In 1993, he became pastor of St. Jerome's Church in Flatbush, Brooklyn. He was named Prelate of Honour by Pope John Paul II in 1999.

In March 2000, he joined ten other religious leaders in confronting New York City Mayor Rudolph Giuliani and Police Commissioner Howard Safir following the accidental shooting of an unarmed Haitian-American man, Patrick M. Dorismond, in a scuffle with undercover police officers. Sansaricq had officiated at Dorismond's funeral that concluded with a violent altercation with the police.

===Brooklyn auxiliary bishop===
On June 6, 2006, Pope Benedict XVI appointed him auxiliary bishop of Brooklyn and titular bishop of Glenndálocha. He received his episcopal consecration on 22 August from Bishop Nicholas Anthony DiMarzio alongside two other new auxiliaries for the diocese.

As a bishop Sansaricq published a quarterly newsletter on Haitian matters and the Church, conducted a pastoral institute in Creole that attracted 90 students annually, organized an annual convention of the Haitian Apostolate, and coordinated an annual retreat for priests and a yearly youth congress. He was also a co-founder of Haitian-Americans for Progress, a service agency, and founded a Haitian based Media Service (Télé-Solidarité).

===Retirement and death===
Sansaricq submitted his resignation as required upon reaching the age of 75, and Pope Benedict accepted it on 6 October 2010, his 76th birthday. He remained very active in retirement.

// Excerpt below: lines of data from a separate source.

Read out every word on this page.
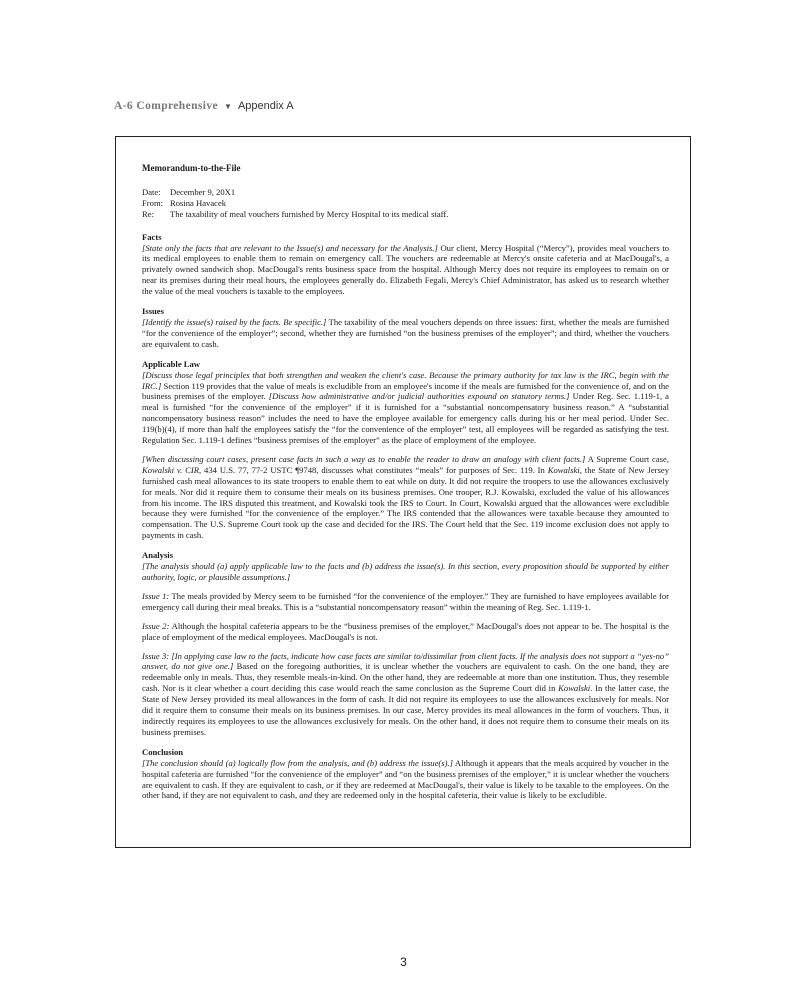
A-6 Comprehensive ▼ Appendix A
Memorandum-to-the-File
Date:	December 9, 20X1
From: Rosina Havacek
Re:	The taxability of meal vouchers furnished by Mercy Hospital to its medical staff.
Facts

[State only the facts that are relevant to the Issue(s) and necessary for the Analysis.] Our client, Mercy Hospital (“Mercy”), provides meal vouchers to its medical employees to enable them to remain on emergency call. The vouchers are redeemable at Mercy's onsite cafeteria and at MacDougal's, a privately owned sandwich shop. MacDougal's rents business space from the hospital. Although Mercy does not require its employees to remain on or near its premises during their meal hours, the employees generally do. Elizabeth Fegali, Mercy's Chief Administrator, has asked us to research whether the value of the meal vouchers is taxable to the employees.

Issues

[Identify the issue(s) raised by the facts. Be specific.] The taxability of the meal vouchers depends on three issues: first, whether the meals are furnished “for the convenience of the employer”; second, whether they are furnished “on the business premises of the employer”; and third, whether the vouchers are equivalent to cash.

Applicable Law

[Discuss those legal principles that both strengthen and weaken the client's case. Because the primary authority for tax law is the IRC, begin with the IRC.] Section 119 provides that the value of meals is excludible from an employee's income if the meals are furnished for the convenience of, and on the business premises of the employer. [Discuss how administrative and/or judicial authorities expound on statutory terms.] Under Reg. Sec. 1.119-1, a meal is furnished “for the convenience of the employer” if it is furnished for a “substantial noncompensatory business reason.” A “substantial noncompensatory business reason” includes the need to have the employee available for emergency calls during his or her meal period. Under Sec. 119(b)(4), if more than half the employees satisfy the “for the convenience of the employer” test, all employees will be regarded as satisfying the test. Regulation Sec. 1.119-1 defines “business premises of the employer” as the place of employment of the employee.

[When discussing court cases, present case facts in such a way as to enable the reader to draw an analogy with client facts.] A Supreme Court case, Kowalski v. CIR, 434 U.S. 77, 77-2 USTC ¶9748, discusses what constitutes “meals” for purposes of Sec. 119. In Kowalski, the State of New Jersey furnished cash meal allowances to its state troopers to enable them to eat while on duty. It did not require the troopers to use the allowances exclusively for meals. Nor did it require them to consume their meals on its business premises. One trooper, R.J. Kowalski, excluded the value of his allowances from his income. The IRS disputed this treatment, and Kowalski took the IRS to Court. In Court, Kowalski argued that the allowances were excludible because they were furnished “for the convenience of the employer.” The IRS contended that the allowances were taxable because they amounted to compensation. The U.S. Supreme Court took up the case and decided for the IRS. The Court held that the Sec. 119 income exclusion does not apply to payments in cash.

Analysis

[The analysis should (a) apply applicable law to the facts and (b) address the issue(s). In this section, every proposition should be supported by either authority, logic, or plausible assumptions.]

Issue 1: The meals provided by Mercy seem to be furnished “for the convenience of the employer.” They are furnished to have employees available for emergency call during their meal breaks. This is a “substantial noncompensatory reason” within the meaning of Reg. Sec. 1.119-1.

Issue 2: Although the hospital cafeteria appears to be the “business premises of the employer,” MacDougal's does not appear to be. The hospital is the place of employment of the medical employees. MacDougal's is not.

Issue 3: [In applying case law to the facts, indicate how case facts are similar to/dissimilar from client facts. If the analysis does not support a “yes-no” answer, do not give one.] Based on the foregoing authorities, it is unclear whether the vouchers are equivalent to cash. On the one hand, they are redeemable only in meals. Thus, they resemble meals-in-kind. On the other hand, they are redeemable at more than one institution. Thus, they resemble cash. Nor is it clear whether a court deciding this case would reach the same conclusion as the Supreme Court did in Kowalski. In the latter case, the State of New Jersey provided its meal allowances in the form of cash. It did not require its employees to use the allowances exclusively for meals. Nor did it require them to consume their meals on its business premises. In our case, Mercy provides its meal allowances in the form of vouchers. Thus, it indirectly requires its employees to use the allowances exclusively for meals. On the other hand, it does not require them to consume their meals on its business premises.

Conclusion

[The conclusion should (a) logically flow from the analysis, and (b) address the issue(s).] Although it appears that the meals acquired by voucher in the hospital cafeteria are furnished “for the convenience of the employer” and “on the business premises of the employer,” it is unclear whether the vouchers are equivalent to cash. If they are equivalent to cash, or if they are redeemed at MacDougal's, their value is likely to be taxable to the employees. On the other hand, if they are not equivalent to cash, and they are redeemed only in the hospital cafeteria, their value is likely to be excludible.

3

Sansaricq died suddenly on the morning of August 21, 2021, the eve of the 15th anniversary of his episcopal ordination, in the rectory at St. Gregory the Great Church in Crown Heights.

== Sexual abuse allegation ==
Upon his death, Sansaricq was revealed to have been accused in a 2019 lawsuit alleging child sexual abuse dating to the 1990s at St. Jerome Catholic School in Brooklyn. The case was filed by Victor Petit-Phare and was pending in civil and ecclesiastical court.